С соборной площади вдруг послышался топот множества ног. Видимо, возвращался в свой квартал большой отряд стражников. Симон живо представил себе, что произойдет, если они увидят его здесь.
– Э, вам ведь ничего не стоит ворота пока открыть? – спросил лекарь. – Снаружи-то прохладно, да и я все ноги уже отстоял.
– Спокойно, – проворчал стражник. – Сейчас монах подойдет.
Справа уже доносились разрозненные голоса. Симон повернул туда голову и видел не меньше десяти вооруженных стражников, шедших к нему со стороны площади.
– Какая разница, снаружи я жду или внутри, – лекарь попытался улыбнуться. – К тому же у меня живот крутит. На обед гороховую кашу ел, так она прокисшая была. Просто откройте дверь, и…

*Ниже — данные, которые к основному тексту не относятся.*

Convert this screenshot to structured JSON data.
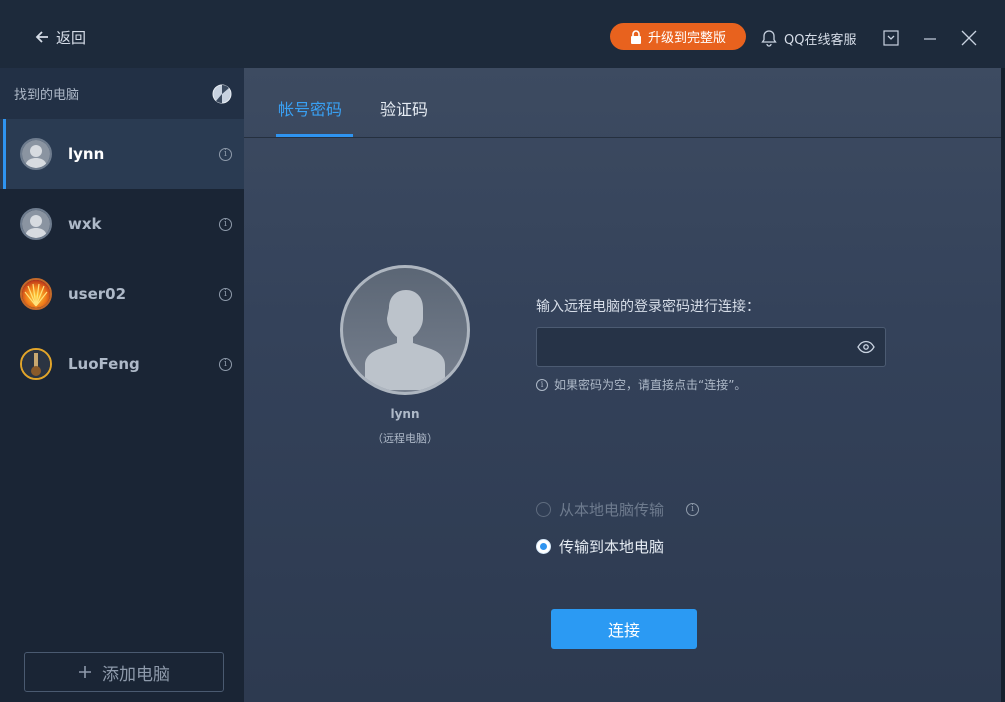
{
  "titlebar": {
    "back_label": "返回",
    "upgrade_label": "升级到完整版",
    "qq_label": "QQ在线客服"
  },
  "sidebar": {
    "header": "找到的电脑",
    "devices": [
      {
        "name": "lynn",
        "avatar": "default-user",
        "active": true
      },
      {
        "name": "wxk",
        "avatar": "default-user",
        "active": false
      },
      {
        "name": "user02",
        "avatar": "flower",
        "active": false
      },
      {
        "name": "LuoFeng",
        "avatar": "guitar",
        "active": false
      }
    ],
    "add_label": "添加电脑"
  },
  "main": {
    "tabs": [
      {
        "label": "帐号密码",
        "active": true
      },
      {
        "label": "验证码",
        "active": false
      }
    ],
    "remote": {
      "name": "lynn",
      "subtitle": "（远程电脑）"
    },
    "prompt": "输入远程电脑的登录密码进行连接：",
    "password": {
      "value": "",
      "placeholder": ""
    },
    "hint": "如果密码为空，请直接点击“连接”。",
    "options": [
      {
        "label": "从本地电脑传输",
        "selected": false,
        "disabled": true
      },
      {
        "label": "传输到本地电脑",
        "selected": true,
        "disabled": false
      }
    ],
    "connect_label": "连接"
  },
  "colors": {
    "accent": "#2f94f0",
    "upgrade": "#e8621e",
    "sidebar_bg": "#1a2535",
    "main_bg": "#34425a"
  }
}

– Заткнись, я сказал, – перебил его караульный. – Посмотрим сначала, узнает ли тебя пивовар. А то вечно кто-нибудь войти пытается, чтоб убежище выпросить.
Между тем стражников отделяли от лекаря шагов тридцать, не больше.
«Может, меня и не узнают? – раздумывал в отчаянии Симон. – Да им и так захочется выяснить, что я такое делаю посреди ночи перед двором епископа».
– Узнать бы вот, что же там случилось такое… – Стражник высунулся в окошко в надежде что-нибудь разглядеть. – Звонили и орали так, будто турки под городом встали. Ну вот, теперь наверняка выясним.
И правда: несколько стражников двинулись прямиком к воротам. Один из солдат показал пикой на Симона и что-то прокричал остальным. Лекарю показалось, что они вдруг заметно ускорились. Лицо его тут же покрылось потом. Может, убежать? Но в таком случае ворота ему уже никогда не откроют.
– Эй, ты! – крикнул солдат и ускорил шаг. – Чего там забыл?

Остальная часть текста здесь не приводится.